A veteran of multiple IBM software units, including a prior stint in Information Management, Picciano is tasked with revitalizing a business that has been "a little flat for the last year or two," according to Gartner Analyst Merv Adrian. "No doubt their feistiness is going to be more evident," Adrian says.

Feisty is a fitting description for Picciano, who in this in-depth interview with InformationWeek is at turns effusive and dismissive. He talks at length about IBM's vision for five big data use cases while ceding nothing to database competitors SAP, MongoDB and Cassandra. Read on for the big data perspective from inside IBM.

InformationWeek: There's a growing view that companies will use Hadoop as a reservoir for big data. Everyone agrees that conventional databases will still have a role, but some see big enterprise data warehouses being displaced. What's your view?

Bob Picciano: Sometimes people drastically overuse the term big data. We've done more than 3,000 engagements with customers around our big data portfolio, and almost all of them have fallen into one of five predominant use cases: developing a 360-degree view of the customer; understanding operational analytics; addressing threat, fraud and security; analyzing information that you didn't think was useable before; and offloading and augmenting data warehouses.

Some of these use cases are more Hadoop-oriented than others. If you think about exploring new data types including a high degree of unstructured data, for example, it doesn't make sense to transform that data into structured information and put it into a data warehouse. You'd use Hadoop for that. We have an offering called Data Explorer, which is based on our Vivisimo acquisition, that helps index and categorize unstructured information so you can navigate, visualize, understand and correlate it with other things.

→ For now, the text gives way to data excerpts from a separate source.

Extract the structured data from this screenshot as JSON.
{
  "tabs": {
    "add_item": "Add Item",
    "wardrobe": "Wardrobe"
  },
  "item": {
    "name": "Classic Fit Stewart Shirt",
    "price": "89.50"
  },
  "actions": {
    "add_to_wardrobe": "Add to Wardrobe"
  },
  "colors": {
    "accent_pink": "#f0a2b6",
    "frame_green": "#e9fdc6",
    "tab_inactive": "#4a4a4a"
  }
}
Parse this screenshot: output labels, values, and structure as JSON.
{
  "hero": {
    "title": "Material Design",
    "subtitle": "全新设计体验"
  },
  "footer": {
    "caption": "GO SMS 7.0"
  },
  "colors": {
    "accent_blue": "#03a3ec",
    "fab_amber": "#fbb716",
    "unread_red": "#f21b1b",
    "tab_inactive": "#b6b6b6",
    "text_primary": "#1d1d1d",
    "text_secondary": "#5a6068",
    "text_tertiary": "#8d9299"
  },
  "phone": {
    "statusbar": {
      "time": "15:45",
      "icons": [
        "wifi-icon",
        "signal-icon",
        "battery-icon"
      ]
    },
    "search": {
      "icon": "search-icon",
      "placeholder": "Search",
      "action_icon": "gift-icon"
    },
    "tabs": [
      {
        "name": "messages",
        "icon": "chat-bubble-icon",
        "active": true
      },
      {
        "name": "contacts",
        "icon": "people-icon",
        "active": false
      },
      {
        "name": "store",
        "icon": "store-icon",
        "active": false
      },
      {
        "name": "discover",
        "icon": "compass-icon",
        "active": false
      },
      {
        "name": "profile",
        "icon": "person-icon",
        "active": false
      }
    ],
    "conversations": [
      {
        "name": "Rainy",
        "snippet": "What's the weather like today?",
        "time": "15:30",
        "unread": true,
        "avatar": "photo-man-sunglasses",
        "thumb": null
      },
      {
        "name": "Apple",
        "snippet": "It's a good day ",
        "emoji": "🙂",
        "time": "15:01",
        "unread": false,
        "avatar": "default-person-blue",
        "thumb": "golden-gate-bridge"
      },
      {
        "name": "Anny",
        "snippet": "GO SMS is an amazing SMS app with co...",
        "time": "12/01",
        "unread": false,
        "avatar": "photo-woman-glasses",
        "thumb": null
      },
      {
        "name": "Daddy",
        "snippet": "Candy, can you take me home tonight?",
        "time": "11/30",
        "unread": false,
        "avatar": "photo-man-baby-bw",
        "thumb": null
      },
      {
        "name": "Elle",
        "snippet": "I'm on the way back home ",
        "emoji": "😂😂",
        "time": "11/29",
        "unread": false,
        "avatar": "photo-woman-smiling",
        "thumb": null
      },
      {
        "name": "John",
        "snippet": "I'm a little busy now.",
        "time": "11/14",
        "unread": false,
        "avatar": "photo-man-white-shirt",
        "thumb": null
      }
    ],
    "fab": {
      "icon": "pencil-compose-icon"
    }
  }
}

Operational analytics is another use case involving Hadoop. There we just delivered a new offering with our Smart Cloud and Smarter Infrastructure that focuses on helping clients to pull in and analyze log information to spot events that could be used to help improve the resiliency of operational systems.

In the case of developing a 360-degree view of customers, maybe you have a system of master data [like CRM], so you have customer data files, but how do you also include information from public or social domains?... And how do you sew together interactions on Web pages? That's very much a Hadoop data workload.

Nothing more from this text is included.